话音落定女官应声而去,沈苏姀和嬴华庭当即从窗口垂眸朝下看去,却见未央阁之前的台阶之上果然正站着四五身影,四人着制式无二的蓝袍,唯有一人着一身银线流光的紫纱袍站在最前,沈苏姀眯了眯眸子,便瞧见一行人朝门内而来……
嬴华庭洒然落座,沈苏姀却只是站在她身后,不多时楼梯间便有脚步声和人声传来,某一刻入口的帷帐一闪,楼下的紫衣身影豁然出现在嬴华庭和沈苏姀眼前,来人生的一张轮廓极深的细长脸,墨发束之以玉冠,额前几缕刘海儿半掩住了那一双乌黑发亮的深眸,姿态肆意眉梢拢傲,唇角似笑非笑的弧度稍显出几分狠色,目光一扫落在嬴华庭身上,拱手道,“公主寻得这处地方当真极佳,可是要跟本殿讲讲那天晚上的焰火?就是不知站在这窗口能不能看到大变火船的节目?听说这湖中闹鬼,不过本殿正好不怕……”
此话一落便让嬴华庭眉头蹙了起来,澹台琦眼底笑意一深,也不必嬴华庭做请就坐在了嬴华庭十步之外的敞椅之上,身子懒懒靠后,这才将目光落在了沈苏姀的身上,细长的双眸之中一点星光一闪,面上的笑意一时更深,“这位……必定是洛阳候了?”
沈苏姀的位份一点都不比这位眼下只是世子的亡国太子低,不过她只是站在嬴华庭身后,倒衬的嬴华庭位贵几分,听闻此话她勾了勾唇,“久仰太子大名……”
澹台琦便眯了眯眸子,“听闻北魏的巫女算出洛阳候命格贵不可言且常伴真龙天子,本殿知道洛阳候已经赐婚与秦王,看样子坊间传言秦王是私生子的话不可信喽?”
连番的恶言早惹得嬴华庭将忍不住,唯有沈苏姀依然不动声色的点头,“世子难道不知坊间传言世子野心覆天欲图复国?且不知这是真还是假呢?”
澹台琦唇角的弧度僵一瞬,轻笑,“坊间的传言,自然不可信!”
沈苏姀便再不言语,眸光却是落在了澹台琦身后站着的四个蓝衣侍卫身上,虽说是侍卫,可沈苏姀知道这四人各个身份不简单,高矮胖瘦气质皆不同的四人,但凡有几分眼色便能瞧出这几人身份的不寻常来,沈苏姀扫了几眼,彻底的垂了眸子。
“世子知道坊间传言不可信便好,君临城乃是大秦王都,日日都有流言蜚语不胫而走,世子若是当了真,那可就贻笑大方了,两年之前本以为焉耆前来献国之时便能睹世子风范,却不想一拖拖到了今日才得见世子,世子这些日子在君临可还习惯?”

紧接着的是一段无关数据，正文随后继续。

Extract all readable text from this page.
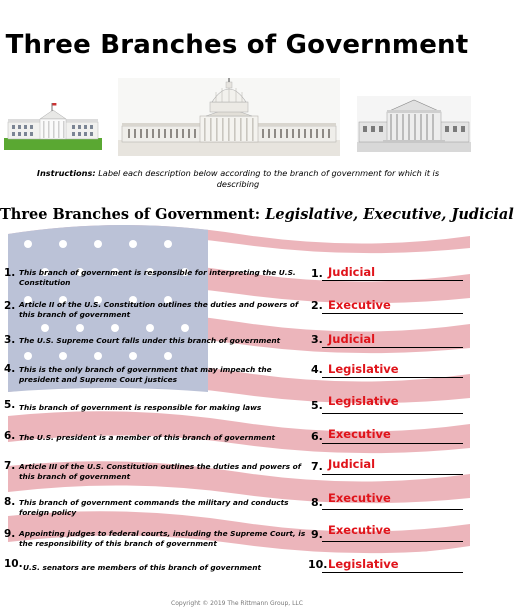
Three Branches of Government
Instructions: Label each description below according to the branch of government for which it is describing
Three Branches of Government: Legislative, Executive, Judicial
1. This branch of government is responsible for interpreting the U.S. Constitution
1. Judicial
2. Article II of the U.S. Constitution outlines the duties and powers of this branch of government
2. Executive
3. The U.S. Supreme Court falls under this branch of government	3. Judicial
4. This is the only branch of government that may impeach the president and Supreme Court justices
4. Legislative
5. This branch of government is responsible for making laws	5. Legislative
6. The U.S. president is a member of this branch of government	6. Executive
7. Article III of the U.S. Constitution outlines the duties and powers of this branch of government
7. Judicial
8. This branch of government commands the military and conducts foreign policy
8. Executive
9. Appointing judges to federal courts, including the Supreme Court, is the responsibility of this branch of government
9. Executive
10. U.S. senators are members of this branch of government	10. Legislative
Copyright © 2019 The Rittmann Group, LLC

再骄傲的人,听到这亡国之耻时也要变了脸色,澹台琦面上懒怠之色稍稍一收,眼底迸出几分寒芒,并不接话,只是饶有兴味的看了嬴华庭和沈苏姀一瞬,忽然笑道,“今日公主请本殿前来想必是为了八年之前的苏阀之乱罢?公主有什么要问的只管问出来,本殿必定据实相告便是,不过过了八年,本殿也不知记不记得清。”